Are there generally accepted workflows for strongly ontology/pathway-driven analyses of RNA-seq data?
Specifically, I have a dataset of ~159,000 unique transcripts mapping to ENST identifiers that I've performed differential expression analysis on (healthy tissue vs. diseased). The PI I am currently working with is only interested in a specific class of glycoproteins and known pathways related to his disease process. I had a member of his group generate a list of relevant GO terms for both the glycoproteins and known disease pathways. I parsed this to the level of a unique gene list derived from all the GO terms (via biomaRt) and then used this list to filter my DE transcripts.
Now I have a list of transcripts related to the PI's molecules/disease of interest sorted by p-value as give by DE analysis (using edgeR). Simply stated, I have no idea what to do with this.
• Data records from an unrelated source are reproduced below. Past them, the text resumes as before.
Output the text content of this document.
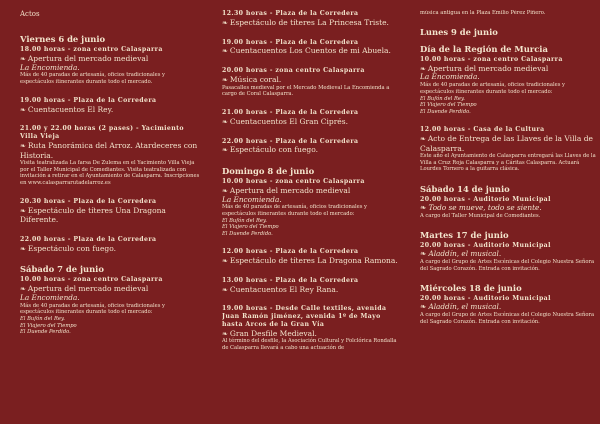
Actos
Viernes 6 de junio
18.00 horas - zona centro Calasparra
❧ Apertura del mercado medieval
La Encomienda.
Más de 40 paradas de artesanía, oficios tradicionales y espectáculos itinerantes durante todo el mercado.
19.00 horas - Plaza de la Corredera
❧ Cuentacuentos El Rey.
21.00 y 22.00 horas (2 pases) - Yacimiento Villa Vieja
❧ Ruta Panorámica del Arroz. Atardeceres con Historia.
Visita teatralizada La farsa De Zulema en el Yacimiento Villa Vieja por el Taller Municipal de Comediantes. Visita teatralizada con invitación a retirar en el Ayuntamiento de Calasparra. Inscripciones en www.calasparrarutadelarroz.es
20.30 horas - Plaza de la Corredera
❧ Espectáculo de títeres Una Dragona Diferente.
22.00 horas - Plaza de la Corredera
❧ Espectáculo con fuego.
Sábado 7 de junio
10.00 horas - zona centro Calasparra
❧ Apertura del mercado medieval
La Encomienda.
Más de 40 paradas de artesanía, oficios tradicionales y espectáculos itinerantes durante todo el mercado:
El Bufón del Rey.
El Viajero del Tiempo
El Duende Perdido.
12.30 horas - Plaza de la Corredera
❧ Espectáculo de títeres La Princesa Triste.
19.00 horas - Plaza de la Corredera
❧ Cuentacuentos Los Cuentos de mi Abuela.
20.00 horas - zona centro Calasparra
❧ Música coral.
Pasacalles medieval por el Mercado Medieval La Encomienda a cargo de Coral Calasparra.
21.00 horas - Plaza de la Corredera
❧ Cuentacuentos El Gran Ciprés.
22.00 horas - Plaza de la Corredera
❧ Espectáculo con fuego.
Domingo 8 de junio
10.00 horas - zona centro Calasparra
❧ Apertura del mercado medieval
La Encomienda.
Más de 40 paradas de artesanía, oficios tradicionales y espectáculos itinerantes durante todo el mercado:
El Bufón del Rey.
El Viajero del Tiempo
El Duende Perdido.
12.00 horas - Plaza de la Corredera
❧ Espectáculo de títeres La Dragona Ramona.
13.00 horas - Plaza de la Corredera
❧ Cuentacuentos El Rey Rana.
19.00 horas - Desde Calle textiles, avenida Juan Ramón jiménez, avenida 1º de Mayo hasta Arcos de la Gran Vía
❧ Gran Desfile Medieval.
Al término del desfile, la Asociación Cultural y Folclórica Rondalla de Calasparra llevará a cabo una actuación de
música antigua en la Plaza Emilio Pérez Piñero.
Lunes 9 de junio
Día de la Región de Murcia
10.00 horas - zona centro Calasparra
❧ Apertura del mercado medieval
La Encomienda.
Más de 40 paradas de artesanía, oficios tradicionales y espectáculos itinerantes durante todo el mercado:
El Bufón del Rey.
El Viajero del Tiempo
El Duende Perdido.
12.00 horas - Casa de la Cultura
❧ Acto de Entrega de las Llaves de la Villa de Calasparra.
Este año el Ayuntamiento de Calasparra entregará las Llaves de la Villa a Cruz Roja Calasparra y a Cáritas Calasparra. Actuará Lourdes Tornero a la guitarra clásica.
Sábado 14 de junio
20.00 horas - Auditorio Municipal
❧ Todo se mueve, todo se siente.
A cargo del Taller Municipal de Comediantes.
Martes 17 de junio
20.00 horas - Auditorio Municipal
❧ Aladdín, el musical.
A cargo del Grupo de Artes Escénicas del Colegio Nuestra Señora del Sagrado Corazón. Entrada con invitación.
Miércoles 18 de junio
20.00 horas - Auditorio Municipal
❧ Aladdín, el musical.
A cargo del Grupo de Artes Escénicas del Colegio Nuestra Señora del Sagrado Corazón. Entrada con invitación.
Intuition tells me I should attempt to integrate log2 fold change data somehow. The PI has suggested to just dump the top 1,000 ontology-filtered DE genes (by p-value) into the Cytoscape ReactomeFI plugin, run gene set analysis, and call it a day. At best, this seems uninformative and, at worst, a tautology since we've already highly preselected the genes to be used as input.
Has anyone else encountered a similar situation? Are there better ways of analyzing RNA-seq data when there are strong prior assumptions about what genes/transcripts/pathways will be considered?